Help During the Hardest Times Mallory Kostroff ‘23L discusses her year as a student attorney in the Criminal Justice Clinic.
Mallory Kostroff ‘23L is from Westchester, New York. She attended Lafayette College where she received a B.A. in International Affairs with a minor in Religious Studies. She was also an active member in the theater community during her time at Lafayette. At W&L Law, she is the Executive Editor of the Journal of Civil Rights and Social Justice as well as a student attorney in the Criminal Justice Clinic.
Why did you choose to participate in this clinic for your 3L year?
I chose to participate in this clinic because I wanted to serve my community through direct representation of clients in criminal district courts. I really loved the idea of the clinic because it gives students the opportunity to have actual cases and clients before becoming barred attorneys.
What classes have prepared you to work in the Criminal Justice Clinic (CJC)?
During my 2L year I took Evidence, Professional Responsibility, and Criminal Procedure Adjudication and Investigation which all helped me learn how to approach every aspect of a criminal case. One of my favorite classes I have taken, Trial Advocacy with Judge Carson, provided me the confidence to appear in court and advocate for my clients effectively and zealously. Additionally, I have taken Family Law and the Advanced Family Law Practicum. I am currently in Immigration Law to learn about the different issues that affect our clients outside the criminal legal system itself. In addition, this semester I am playing one of the defendants in the Criminal Practice Practicum, which has allowed me to learn about the federal criminal legal system and return to my theater roots.
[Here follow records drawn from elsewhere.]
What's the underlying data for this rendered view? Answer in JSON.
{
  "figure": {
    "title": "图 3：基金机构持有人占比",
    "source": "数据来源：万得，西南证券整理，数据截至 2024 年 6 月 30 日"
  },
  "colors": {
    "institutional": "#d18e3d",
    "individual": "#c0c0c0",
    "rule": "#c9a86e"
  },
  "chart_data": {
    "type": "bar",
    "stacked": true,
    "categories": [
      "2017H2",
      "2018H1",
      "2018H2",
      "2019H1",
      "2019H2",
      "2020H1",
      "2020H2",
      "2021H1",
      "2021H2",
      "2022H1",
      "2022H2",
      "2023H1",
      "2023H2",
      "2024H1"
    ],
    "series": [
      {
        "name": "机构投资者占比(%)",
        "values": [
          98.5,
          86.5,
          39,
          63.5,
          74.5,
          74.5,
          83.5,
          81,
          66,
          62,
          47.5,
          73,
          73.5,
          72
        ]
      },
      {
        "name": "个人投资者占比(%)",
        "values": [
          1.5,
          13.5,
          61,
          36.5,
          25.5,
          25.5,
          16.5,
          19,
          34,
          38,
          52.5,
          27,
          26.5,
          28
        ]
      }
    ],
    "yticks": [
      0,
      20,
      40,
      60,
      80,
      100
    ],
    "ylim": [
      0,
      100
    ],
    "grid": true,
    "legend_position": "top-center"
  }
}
Describe your schedule with the CJC.
My schedule really depends on how close I am to my trial date. I usually get to the school around 7 am and do most of my work in the clinic because I am big fan of the conference room table we have in there. Every week we have to do 5 hours of office hours and we also have a 2 hour class on Wednesday afternoons where we have case rounds or discuss different aspects of being a criminal defense lawyer. What I will say is that every week in CJC is different. Sometimes we are traveling to see discovery, doing investigation on our cases, meeting with clients, conducting legal research for our cases, or preparing for trial by crafting our examinations and legal theories.
What are some skills you have developed this year?
One skill I have developed this year is my client counseling. Often in CJC, we are helping our clients through one of the hardest and scariest times of their lives. I have learned how to be an empathetic ear for my clients while effectively working with my client through every step of their criminal case. I have also developed my courtroom presence and how to be a zealous advocate for my clients both inside and outside of the courtroom.
What surprised you about the work you have done for the Clinic?
One thing that has surprised me is how much trust Professor King and Professor Shapiro have put in me and the other CJC student attorneys. They provide excellent guidance and support to us but at the same time let us have complete control over our cases. All our clients are really our own clients, and we have complete autonomy over how to approach our case from start to finish. While this approach terrified me at first, it has allowed me to become a more confident version of myself. I like to describe their style as they let us swim on our own, but they have a life raft that they can use to pick us up in at any moment. They have shown us that not only can we swim on our own, but that we can swim successfully on our own.
What was your favorite aspect of your work with the Clinic?
My favorite aspect of my work in this clinic is the community that we have built. I look forward to going to the clinic every day because I love working with the other student attorneys. Sometimes criminal defense work can be heavy, but knowing I have the other student attorneys to talk with about my cases or roadblocks I am having in my trial prep has been so nice. We all support each other both in clinic and non-clinic things, and I know I will keep in touch with everyone post-graduation.
What was your biggest challenge working in the Clinic?
The biggest challenge working in the clinic was learning Virginia criminal law. Most of our clients are charged with misdemeanors, which are outlined in the Virginia Code. I think the code can be incredible confusing, and often statutes lead you to other statutes which usually do not provide the clarity that you are hoping for. However, I have learned that something I really love is legal research, and I have enjoyed trying to decipher these statutes.
Has this experience helped you figure out your post graduate plans, and if so how?
This experience has reignited my love for research and writing as every single case in the clinic is a puzzle that we are trying to figure out how to put together, and we never know what the picture of the puzzle is. I plan on applying all of the skills that I have learned from the CJC and the confidence I have gained post law school.